Arriving at a diagnosis is the intellectual end point of defensive medicine.
Defensive medicine is directed at finding the definitive test to establish the
diagnosis or doing enough tests to rule out other possible diagnoses. This ruling
out is considered an important legal protection should someone later
determine the patient’s actual problem.
The ruling out of alternative diagnostic hypotheses is a valid strategy if the
universe of possible alternatives is sufficiently large. But it is a dangerous
strategy if the initial diagnostic assumptions constrain subsequent data
collection and hypothesis generation. The physician must guard against
ignoring the patient’s stated problem in favor of a diagnostically tidier problem.
For example, if the patient has trouble walking because of a plantar wart, the
physician should not attempt to repair the patient’s asymptomatic slipped disk
as a substitute for removing the plantar wart.
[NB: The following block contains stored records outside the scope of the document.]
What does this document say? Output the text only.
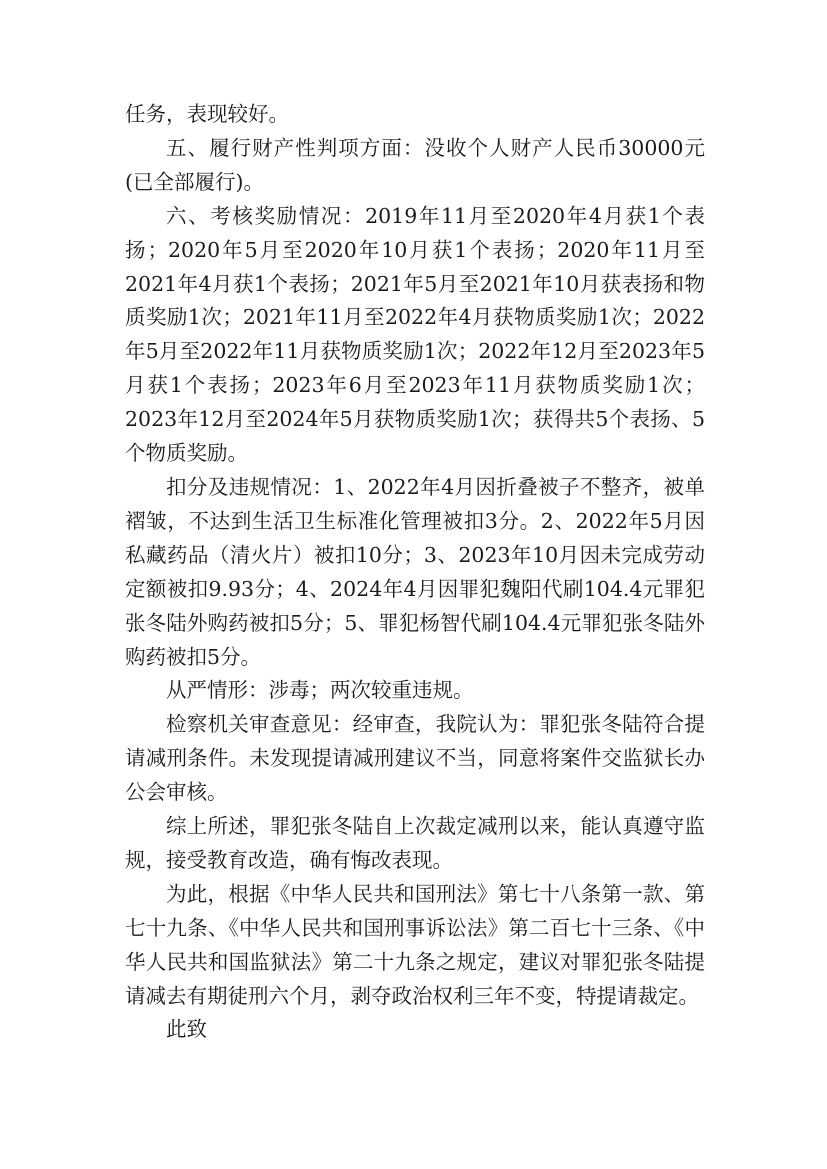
任务，表现较好。

五、履行财产性判项方面：没收个人财产人民币30000元(已全部履行)。

六、考核奖励情况：2019年11月至2020年4月获1个表扬；2020年5月至2020年10月获1个表扬；2020年11月至2021年4月获1个表扬；2021年5月至2021年10月获表扬和物质奖励1次；2021年11月至2022年4月获物质奖励1次；2022年5月至2022年11月获物质奖励1次；2022年12月至2023年5月获1个表扬；2023年6月至2023年11月获物质奖励1次；2023年12月至2024年5月获物质奖励1次；获得共5个表扬、5个物质奖励。

扣分及违规情况：1、2022年4月因折叠被子不整齐，被单褶皱，不达到生活卫生标准化管理被扣3分。2、2022年5月因私藏药品（清火片）被扣10分；3、2023年10月因未完成劳动定额被扣9.93分；4、2024年4月因罪犯魏阳代刷104.4元罪犯张冬陆外购药被扣5分；5、罪犯杨智代刷104.4元罪犯张冬陆外购药被扣5分。

从严情形：涉毒；两次较重违规。

检察机关审查意见：经审查，我院认为：罪犯张冬陆符合提请减刑条件。未发现提请减刑建议不当，同意将案件交监狱长办公会审核。

综上所述，罪犯张冬陆自上次裁定减刑以来，能认真遵守监规，接受教育改造，确有悔改表现。

为此，根据《中华人民共和国刑法》第七十八条第一款、第七十九条、《中华人民共和国刑事诉讼法》第二百七十三条、《中华人民共和国监狱法》第二十九条之规定，建议对罪犯张冬陆提请减去有期徒刑六个月，剥夺政治权利三年不变，特提请裁定。

此致
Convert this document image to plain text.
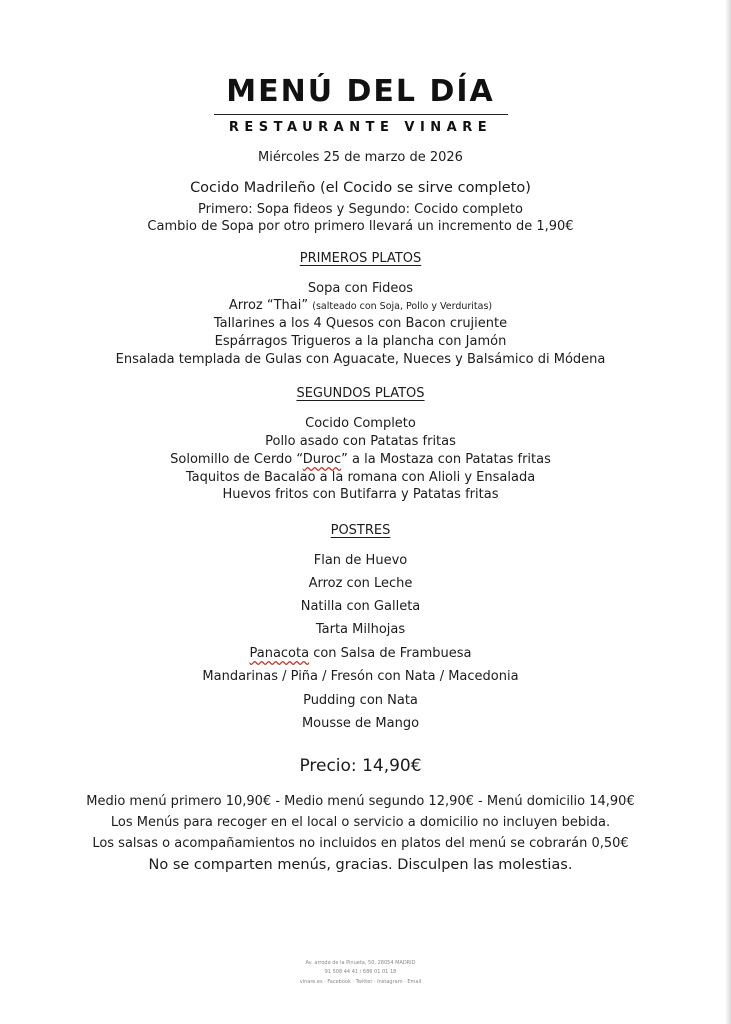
MENÚ DEL DÍA
RESTAURANTE VINARE
Miércoles 25 de marzo de 2026
Cocido Madrileño (el Cocido se sirve completo)
Primero: Sopa fideos y Segundo: Cocido completo
Cambio de Sopa por otro primero llevará un incremento de 1,90€
PRIMEROS PLATOS
Sopa con Fideos
Arroz “Thai” (salteado con Soja, Pollo y Verduritas)
Tallarines a los 4 Quesos con Bacon crujiente
Espárragos Trigueros a la plancha con Jamón
Ensalada templada de Gulas con Aguacate, Nueces y Balsámico di Módena
SEGUNDOS PLATOS
Cocido Completo
Pollo asado con Patatas fritas
Solomillo de Cerdo “Duroc” a la Mostaza con Patatas fritas
Taquitos de Bacalao a la romana con Alioli y Ensalada
Huevos fritos con Butifarra y Patatas fritas
POSTRES
Flan de Huevo
Arroz con Leche
Natilla con Galleta
Tarta Milhojas
Panacota con Salsa de Frambuesa
Mandarinas / Piña / Fresón con Nata / Macedonia
Pudding con Nata
Mousse de Mango
Precio: 14,90€
Medio menú primero 10,90€ - Medio menú segundo 12,90€ - Menú domicilio 14,90€
Los Menús para recoger en el local o servicio a domicilio no incluyen bebida.
Los salsas o acompañamientos no incluidos en platos del menú se cobrarán 0,50€
No se comparten menús, gracias. Disculpen las molestias.
Av. arroda de la Pinueta, 50, 28054 MADRID
91 508 44 41 / 686 01 01 18
vinare.es · Facebook · Twitter · Instagram · Email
This emphasis on diagnosis leads to laboratory diagnosis as the ideal of
technological medicine. [Fortess EE, Kapp MB. Medical uncertainty, diagnostic
testing, and legal liability. Law Med Health Care. 1985;13:213–218.] Clinical
laboratory tests are seen as objective, while taking a history and physical is
subjective. Laboratory tests are easy to replicate, may be discussed without
reference to the context of the specific patient, and, at least superficially, are
easy to interpret. Tests with numerical results lend an air of science to medical
practice.
Before the advent of digital electronic calculators, calculations were worked out
with slide rules. When digital calculators became cheap enough for general use
in the classroom, many teachers opposed their use. There was a philosophical
concern with the false rigor that electronic calculators created. The slide rule
was accurate to only two or three digits; thus, using a slide rule constantly
reminded the student of the approximate nature of the underlying data. Digital
calculators and digital reading instruments display many digits—but most
medical data are approximate, usually to only two digits of accuracy and
sometimes less. Manipulations of these data that do not take into account their
limited accuracy lead to spurious results, but results that appear to be scientific
because they are numerical.
This problem of false rigor is exacerbated by the use of multiple test panels.
These panels include large numbers of tests that measure mostly unrelated
parameters. The test results are expressed numerically, but the evaluation of
the results depends on the comparison of these numerical values with normal
values. Normal values are determined by statistical techniques. They are
usually set such that 5% or 10% of healthy people given the test will have
values outside the normal range.
When a patient is given a panel with 20 independent tests, each with a normal
value defined by the 95th percentile, then the probability is high that at least
one test will be falsely normal or abnormal. The noise from the false test
results makes it more difficult to evaluate the diagnostic content of the test
panel and increases the chance that important information will be lost in the
mass of data. The tests may also document important problems that the
physician missed. When an injured patient seeks the advice of an attorney, the
attorney has the luxury of working backward from the injury. If the physician
did not order the proper tests, then all the other tests that were ordered
become irrelevant. And if the proper test was ordered but the results were
overlooked or ignored, the emphasis on ordering tests accentuates the error in
not acting on the relevant test results.